Bailleur qui vend à un tiers à un prix inférieur
Situation : le locataire renonce à exercer son droit de préemption au prix indiqué. Quelques mois plus tard, il apprend que le bailleur a vendu à un tiers à un prix sensiblement inférieur. Réponse : le bailleur aurait dû renotifier au locataire les nouvelles conditions de la vente. À défaut, l’opération est attaquable. Le locataire peut demander la nullité de la vente et exercer son droit de préemption aux conditions effectivement consenties au tiers.
Les pièges à éviter
Les droits du locataire existent, mais ils se perdent vite.
Laisser passer le délai de deux mois sans réagir
Le silence vaut renonciation. Un locataire qui hésite, qui attend de réfléchir, qui pense disposer de plus de temps, perd son droit de préemption à l’expiration du délai de deux mois. La décision doit être prise rapidement, quitte à accepter sous condition d’obtention d’un prêt pour gagner du temps.
Considérer le congé comme acquis sans le faire vérifier
La majorité des congés pour vendre comportent au moins une irrégularité — délai mal calculé, mention oubliée, notification incomplète. Une lecture attentive de l’acte permet souvent d’identifier un motif de contestation. Accepter le congé sans cette vérification revient à renoncer à des droits que la loi accorde au locataire.
Quitter le logement avant l'échéance
Un locataire qui contestera plus tard la régularité du congé ne pourra pas réclamer la réintégration s’il a déjà quitté les lieux. Le maintien dans le logement jusqu’à l’échéance — ou jusqu’à la décision du tribunal — est une condition pratique pour conserver les options ouvertes.
Les pièges à éviter
Dans ce type de dossier, les premières semaines décident souvent de tout.
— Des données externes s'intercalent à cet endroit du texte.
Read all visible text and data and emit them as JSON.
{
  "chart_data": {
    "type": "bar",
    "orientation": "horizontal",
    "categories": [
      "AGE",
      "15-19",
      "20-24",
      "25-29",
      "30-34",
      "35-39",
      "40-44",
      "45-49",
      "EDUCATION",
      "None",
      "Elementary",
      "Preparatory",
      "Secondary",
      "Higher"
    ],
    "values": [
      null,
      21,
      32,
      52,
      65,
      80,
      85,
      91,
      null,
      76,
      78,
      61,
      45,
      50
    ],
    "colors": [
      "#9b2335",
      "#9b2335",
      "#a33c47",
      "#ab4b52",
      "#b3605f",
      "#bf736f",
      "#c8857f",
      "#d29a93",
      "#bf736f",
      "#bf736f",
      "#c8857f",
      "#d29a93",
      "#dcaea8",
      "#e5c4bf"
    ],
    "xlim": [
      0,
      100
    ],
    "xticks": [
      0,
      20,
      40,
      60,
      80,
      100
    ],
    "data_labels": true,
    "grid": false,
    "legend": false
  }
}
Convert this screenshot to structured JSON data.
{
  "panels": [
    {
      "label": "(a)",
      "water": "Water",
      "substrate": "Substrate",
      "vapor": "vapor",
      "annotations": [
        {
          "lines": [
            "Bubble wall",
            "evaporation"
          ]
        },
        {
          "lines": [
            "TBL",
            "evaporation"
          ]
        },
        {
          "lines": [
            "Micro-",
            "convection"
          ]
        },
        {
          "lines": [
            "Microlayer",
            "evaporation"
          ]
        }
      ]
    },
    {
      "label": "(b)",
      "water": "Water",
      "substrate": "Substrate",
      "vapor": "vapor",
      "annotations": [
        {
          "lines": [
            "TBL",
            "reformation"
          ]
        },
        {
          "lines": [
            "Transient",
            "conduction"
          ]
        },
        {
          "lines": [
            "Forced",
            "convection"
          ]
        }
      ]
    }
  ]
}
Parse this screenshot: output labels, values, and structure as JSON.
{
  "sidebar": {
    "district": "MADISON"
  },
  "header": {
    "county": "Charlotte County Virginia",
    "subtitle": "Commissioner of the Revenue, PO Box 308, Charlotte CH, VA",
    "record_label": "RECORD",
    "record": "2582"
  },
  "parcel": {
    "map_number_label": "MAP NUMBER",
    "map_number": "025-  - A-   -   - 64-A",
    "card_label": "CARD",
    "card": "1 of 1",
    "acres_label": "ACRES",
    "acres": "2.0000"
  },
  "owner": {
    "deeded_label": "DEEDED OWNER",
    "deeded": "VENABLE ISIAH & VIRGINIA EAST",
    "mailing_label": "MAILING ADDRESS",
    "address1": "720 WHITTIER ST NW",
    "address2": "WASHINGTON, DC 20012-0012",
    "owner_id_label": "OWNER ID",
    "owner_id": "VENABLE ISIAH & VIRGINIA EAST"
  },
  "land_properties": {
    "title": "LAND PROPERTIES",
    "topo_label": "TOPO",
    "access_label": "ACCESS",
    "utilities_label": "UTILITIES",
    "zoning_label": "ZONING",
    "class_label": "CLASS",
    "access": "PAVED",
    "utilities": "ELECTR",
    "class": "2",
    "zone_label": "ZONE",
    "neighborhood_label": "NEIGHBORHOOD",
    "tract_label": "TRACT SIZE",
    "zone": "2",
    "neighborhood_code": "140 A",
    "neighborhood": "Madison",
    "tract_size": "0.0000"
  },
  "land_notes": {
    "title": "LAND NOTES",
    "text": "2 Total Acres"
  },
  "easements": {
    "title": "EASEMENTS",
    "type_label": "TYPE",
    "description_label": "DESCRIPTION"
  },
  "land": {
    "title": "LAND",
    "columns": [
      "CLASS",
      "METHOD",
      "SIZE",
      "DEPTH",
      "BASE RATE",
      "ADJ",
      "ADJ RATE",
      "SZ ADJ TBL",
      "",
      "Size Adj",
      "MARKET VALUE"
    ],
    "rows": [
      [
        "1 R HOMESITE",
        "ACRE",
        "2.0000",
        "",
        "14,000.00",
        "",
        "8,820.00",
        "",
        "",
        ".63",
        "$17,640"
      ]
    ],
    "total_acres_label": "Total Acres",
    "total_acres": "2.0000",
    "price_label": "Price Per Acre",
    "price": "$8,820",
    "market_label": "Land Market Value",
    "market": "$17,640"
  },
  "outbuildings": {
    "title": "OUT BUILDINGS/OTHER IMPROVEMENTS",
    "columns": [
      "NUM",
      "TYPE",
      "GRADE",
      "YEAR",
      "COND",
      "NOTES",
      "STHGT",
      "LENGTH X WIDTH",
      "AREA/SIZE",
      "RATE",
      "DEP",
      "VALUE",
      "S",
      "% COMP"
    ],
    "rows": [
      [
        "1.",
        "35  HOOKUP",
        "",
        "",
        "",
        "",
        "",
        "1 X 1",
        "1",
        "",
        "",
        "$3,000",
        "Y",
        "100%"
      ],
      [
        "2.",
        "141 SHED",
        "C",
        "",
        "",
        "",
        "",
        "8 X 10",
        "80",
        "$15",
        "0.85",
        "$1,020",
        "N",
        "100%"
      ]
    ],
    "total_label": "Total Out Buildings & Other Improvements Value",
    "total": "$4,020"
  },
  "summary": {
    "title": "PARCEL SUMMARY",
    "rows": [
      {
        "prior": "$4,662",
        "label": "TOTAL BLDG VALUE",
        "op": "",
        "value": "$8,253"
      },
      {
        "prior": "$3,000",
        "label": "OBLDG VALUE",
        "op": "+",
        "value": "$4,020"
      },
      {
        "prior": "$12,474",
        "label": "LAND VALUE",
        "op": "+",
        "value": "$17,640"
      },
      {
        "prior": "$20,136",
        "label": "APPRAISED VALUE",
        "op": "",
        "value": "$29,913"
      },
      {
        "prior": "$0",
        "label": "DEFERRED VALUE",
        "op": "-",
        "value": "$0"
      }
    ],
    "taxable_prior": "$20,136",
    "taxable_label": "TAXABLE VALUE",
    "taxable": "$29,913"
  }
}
L’intervention d’un avocat est utile dès la réception du congé. Dans ce type de dossier, les vices de forme sont fréquents et les délais d’action courts : une analyse rapide de l’acte permet d’identifier les motifs de contestation éventuels et de décider, en connaissance de cause, s’il est opportun d’exercer le droit de préemption, de contester le congé ou de chercher un nouveau logement. Le cabinet intervient à Paris et en Île-de-France, aussi bien pour les locataires confrontés à un congé pour vendre que pour les bailleurs qui souhaitent sécuriser la délivrance d’un congé valide. À noter pour les locataires en difficulté de paiement : la procédure de contestation d’un congé pour vendre n’a pas d’effet sur celle relative aux loyers impayés, qui suit une logique distincte et peut être engagée en parallèle.
Dans un congé pour vendre, les délais de contestation et de préemption courent simultanément à compter de la réception de l’acte. Une vérification rapide des conditions de forme permet généralement d’identifier immédiatement les motifs éventuels de contestation — avant qu’ils ne soient forclos.
Questions fréquentes
Comment contester un congé pour vendre ?
En vérifiant les conditions de forme (notification par lettre recommandée ou commissaire de justice, délai de préavis de six mois, mention du prix et des conditions, reproduction des dispositions légales sur le droit de préemption) et de fond (réalité de l’intention de vendre). Tout manquement peut entraîner la nullité du congé devant le tribunal judiciaire.
Qu'est-ce que le droit de préemption du locataire ?
Le congé vaut offre de vente au prix et aux conditions indiqués. Le locataire dispose de deux mois pour accepter cette offre, éventuellement sous condition d’obtention d’un prêt (le délai de réalisation est alors prolongé). Le bailleur ne peut pas vendre à un tiers à des conditions plus favorables sans renouveler son offre au locataire.
Quels sont les délais à respecter ?
Le congé doit être délivré au moins six mois avant l’échéance du bail. Le locataire dispose de deux mois pour exercer son droit de préemption. La contestation doit intervenir avant l’expiration du bail, ou au plus tard avant que le bailleur n’ait procédé à la vente à un tiers.